The following article appeared in Traffic World.
Spot market keeps pressure on truckload, LTL rates; carriers use service to support sagging price ceiling
Truckers may have staved off a pricing free-fall in the weakest freight environment in years, but the spot market still could push truckload and LTL rates to new lows in 2007.
While some carriers are cutting prices to maintain market share, others are banking on high service levels to keep prices from falling. Carriers with the deepest pockets have had the most success at avoiding drastic dips in both price and service.
“ Over the past two quarters our public truckload carriers’ reported yields have remained surprisingly solid considering the weakness in spot market pricing,” said trucking analyst Ed Wolfe of Bear Stearns.
“ We believe the larger carriers have chosen to sacrifice utilization and deadhead to maintain their higher paying freight. However, with most of the large bids that were out in the market during the first and second quarter now complete, we believe yields as reported by the large truckload carriers will be down compared to last year,” Wolfe said.
Wolfe says LTL carriers are seeing growing price competition, particularly from the large parcel carriers.
“ We see an increasingly competitive marketplace as UPS and FedEx move deeper into the LTL market through acquisitions and as (Arkansas Best) and (YRC Worldwide) increasingly are expected to roll out new next-day products for the first time in that fast-growing market dominated by regional players.
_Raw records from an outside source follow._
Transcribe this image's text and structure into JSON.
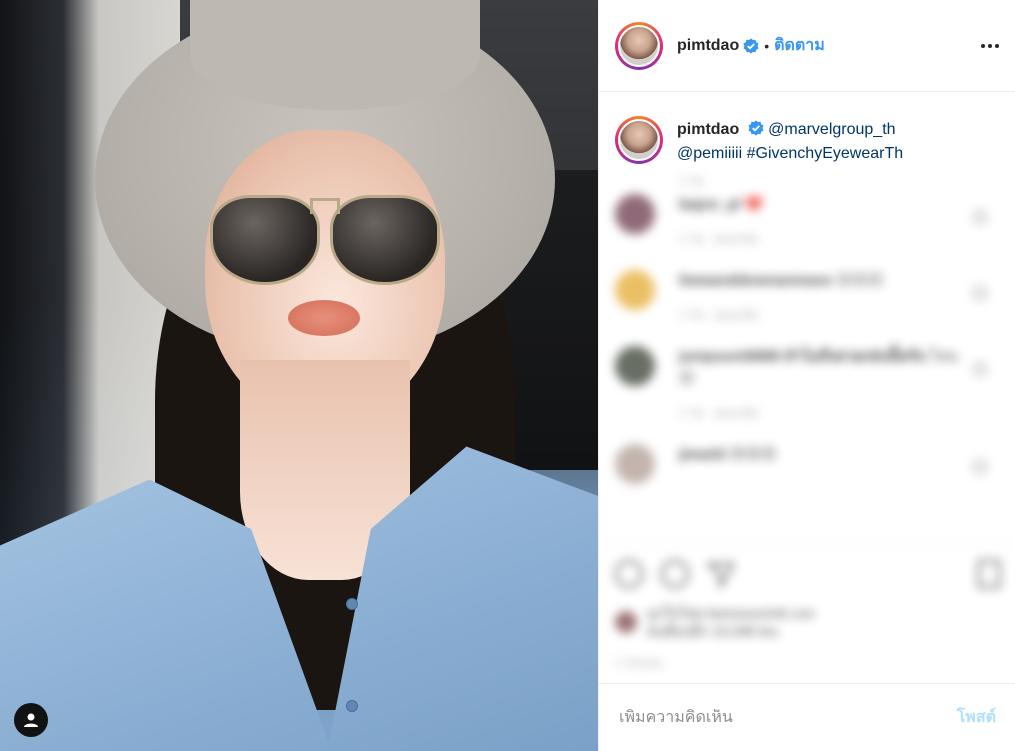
{
  "post": {
    "photo_alt_icon": "user-tag-icon"
  },
  "header": {
    "username": "pimtdao",
    "separator": "•",
    "follow_label": "ติดตาม",
    "verified_icon": "verified-badge-icon",
    "more_icon": "more-options-icon"
  },
  "caption": {
    "username": "pimtdao",
    "mention1": "@marvelgroup_th",
    "mention2": "@pemiiiii",
    "hashtag": "#GivenchyEyewearTh"
  },
  "comments": {
    "caption_time": "1 วัน",
    "items": [
      {
        "username": "bajon_pl",
        "text": "❤️",
        "time": "1 วัน",
        "reply_label": "ตอบกลับ",
        "avatar_color": "#7c5060"
      },
      {
        "username": "liwwanddownanmass",
        "text": "😊😊😊",
        "time": "1 วัน",
        "reply_label": "ตอบกลับ",
        "avatar_color": "#e8b54a"
      },
      {
        "username": "jumpsunt9888 ทำไมถึงสวยเช่นนี้ครับ",
        "text": "ไหน 😊",
        "time": "1 วัน",
        "reply_label": "ตอบกลับ",
        "avatar_color": "#4e5548"
      },
      {
        "username": "jima33",
        "text": "😍😍😍",
        "time": "1 วัน",
        "reply_label": "ตอบกลับ",
        "avatar_color": "#b9a8a0"
      }
    ]
  },
  "actions": {
    "likes_text": "ถูกใจโดย bonosxunmit และ",
    "likes_text2": "คนอื่นๆอีก 15,048 คน",
    "posted_time": "1 วันก่อน"
  },
  "add_comment": {
    "placeholder": "เพิ่มความคิดเห็น",
    "post_label": "โพสต์"
  },
  "colors": {
    "link": "#003569",
    "follow": "#3897f0",
    "post_disabled": "#b2dffc"
  }
}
We also see many public and private LTL providers who expect to pick up market share through the downturn by growing new products and/or new geographies.”
New England Motor Freight, a subsidiary of the Shevell Group, Elizabeth, N.J., is attempting to do that.
“ If you don’t have much that differentiates you from everyone else, then it’s a difficult time to compete,” said Michael Bare, president and CEO of the Shevell Group. “We set out on a path over a year ago to focus on (maintaining service) and allowing the ups and downs of capacity and the economy to play havoc on others.”
Michael Regan, chairman and CEO of TranzAct Technologies, says lines between truckload and LTL are blurring in the spot market, giving shippers more opportunities if they can take advantage of them.
“ A lot of shippers are wedded to core carrier programs, and their base of carriers is relatively fixed,” he said.
“ In this environment, if (shippers) can expand the carriers with whom they work, they can take advantage of particular lanes. The drawback is that may hurt when capacity gets tight again, because carriers are going to flow trucks to their higher yielding business.”
NEMF, which participates in the spot market in traditional backhaul lanes such as inbound to Chicago and outbound from the Northeast, says prices can fluctuate depending on the time of day, a particular terminal and the day of the week.
The key , he says, is not allowing competitors that can’t provide the same range of services to dictate price.
“ Competing against smaller companies that don’t pay near what large companies pay, if we have to look at that in addition to the cost of infrastructure and the cost of recapitalizing large fleets with safe equipment, we have to find a way to prove to customers a value. Otherwise we won’t be able to buy a truck that’s 20 percent more efficient or open a terminal where the per-door cost has gone up 20 to 30 percent in the last two years.”
One company trying to even the spot playing field is CarrierStore, a Web-based freight exchange that connects shippers directly to the pricing departments of LTL carriers for automated spot quotes on shipments more than 3,500 pounds, up to and including a full truckload.
“ More and more freight is moving in the spot market and away from tariffs,” President Dan Clark said.